Many civil rights and legal experts point at the other side of the coin, claiming that “predictive technology stokes community resentment by unfairly targeting innocent people, minorities and the vulnerable”. Matthew Harwood and Jay Stanley of the ACLU wrote that “Civil libertarians and civil rights activists… tend to view [predictive policing technology] as a set of potential new ways for the police to continue a long history of profiling and pre-convicting poor and minority youth.” But, as reported in WIRED, machine learning can, to a great extent, assist the police by pointing out crime patterns once they are identified, which can help prevent crime. And that’s its main purpose – to stop crime before it happens.

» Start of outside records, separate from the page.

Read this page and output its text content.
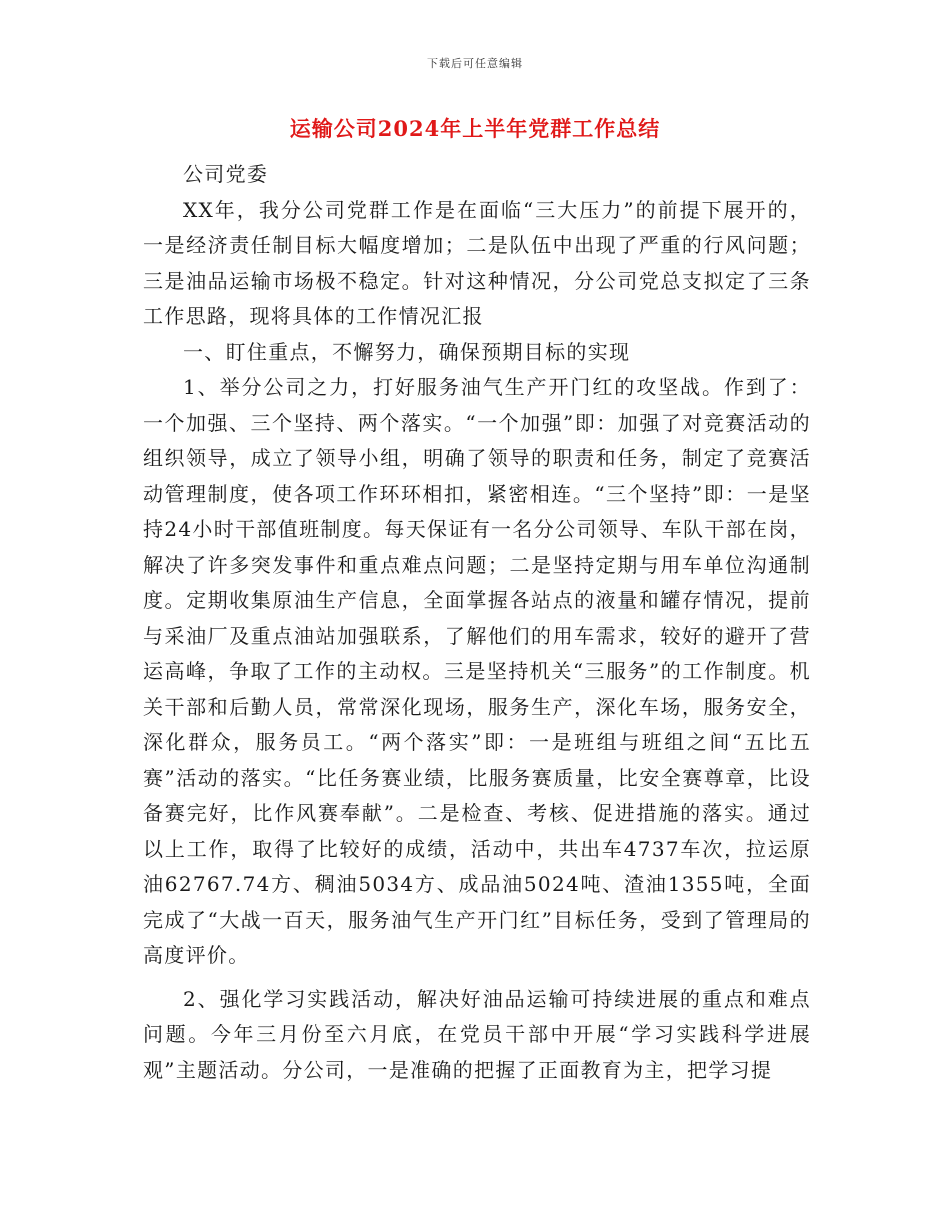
下载后可任意编辑
运输公司2024年上半年党群工作总结

公司党委

XX年，我分公司党群工作是在面临“三大压力”的前提下展开的，一是经济责任制目标大幅度增加；二是队伍中出现了严重的行风问题；三是油品运输市场极不稳定。针对这种情况，分公司党总支拟定了三条工作思路，现将具体的工作情况汇报

一、盯住重点，不懈努力，确保预期目标的实现

1、举分公司之力，打好服务油气生产开门红的攻坚战。作到了：一个加强、三个坚持、两个落实。“一个加强”即：加强了对竞赛活动的组织领导，成立了领导小组，明确了领导的职责和任务，制定了竞赛活动管理制度，使各项工作环环相扣，紧密相连。“三个坚持”即：一是坚持24小时干部值班制度。每天保证有一名分公司领导、车队干部在岗，解决了许多突发事件和重点难点问题；二是坚持定期与用车单位沟通制度。定期收集原油生产信息，全面掌握各站点的液量和罐存情况，提前与采油厂及重点油站加强联系，了解他们的用车需求，较好的避开了营运高峰，争取了工作的主动权。三是坚持机关“三服务”的工作制度。机关干部和后勤人员，常常深化现场，服务生产，深化车场，服务安全，深化群众，服务员工。“两个落实”即：一是班组与班组之间“五比五赛”活动的落实。“比任务赛业绩，比服务赛质量，比安全赛尊章，比设备赛完好，比作风赛奉献”。二是检查、考核、促进措施的落实。通过以上工作，取得了比较好的成绩，活动中，共出车4737车次，拉运原油62767.74方、稠油5034方、成品油5024吨、渣油1355吨，全面完成了“大战一百天，服务油气生产开门红”目标任务，受到了管理局的高度评价。

2、强化学习实践活动，解决好油品运输可持续进展的重点和难点问题。今年三月份至六月底，在党员干部中开展“学习实践科学进展观”主题活动。分公司，一是准确的把握了正面教育为主，把学习提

Facial recognition tech can make you obey the law
Facial recognition technology offers immense potential when it comes to security. It’s based on scanning facial features, ranging from skin colour to eye shape, from hair colour to smile lines. Beijing-based startup SenseTime Co. sells its tech to the police as ‘advanced surveillance systems’. But while there are positive sides to this technology – as it offers the possibility to identify criminals – it’s used to ‘force’ citizens to obey the law. For instance, in the city of Jinan, pictures of jaywalkers are broadcasted to shame them into obeying traffic laws, and as Xinhua reports, “Within 20 minutes, the offender’s photograph and personal information such as their ID number and home address are displayed on the screen at the crossroad.”
Robo-cops are here, and they’re real
In order to fight crime, the Dubai police are planning “to have robotic officers make up a quarter of the force by 2030”, Forbes reports. They have touchscreens with which anyone will be able to report a crime. And these robots are pretty smart, too. They speak six languages and can tell whether a person is upset as they can read facial expressions. It’s important to “find a new way to deal with people”, said Brigadier Khaled al-Razzooqi, the head of Smart Services at Dubai police. But their ‘human’ colleagues will still take care of arrests. Soon, we might see more robotic cops on streets worldwide.
New tech knows you better than you know yourself
While advances in machine learning and artificial intelligence offer a lot of options for reinforcing the existing security sector, many are still sceptical due to privacy concerns. However, with smarter algorithms, and systems based on AI tech, we are looking forward to a future free from crime.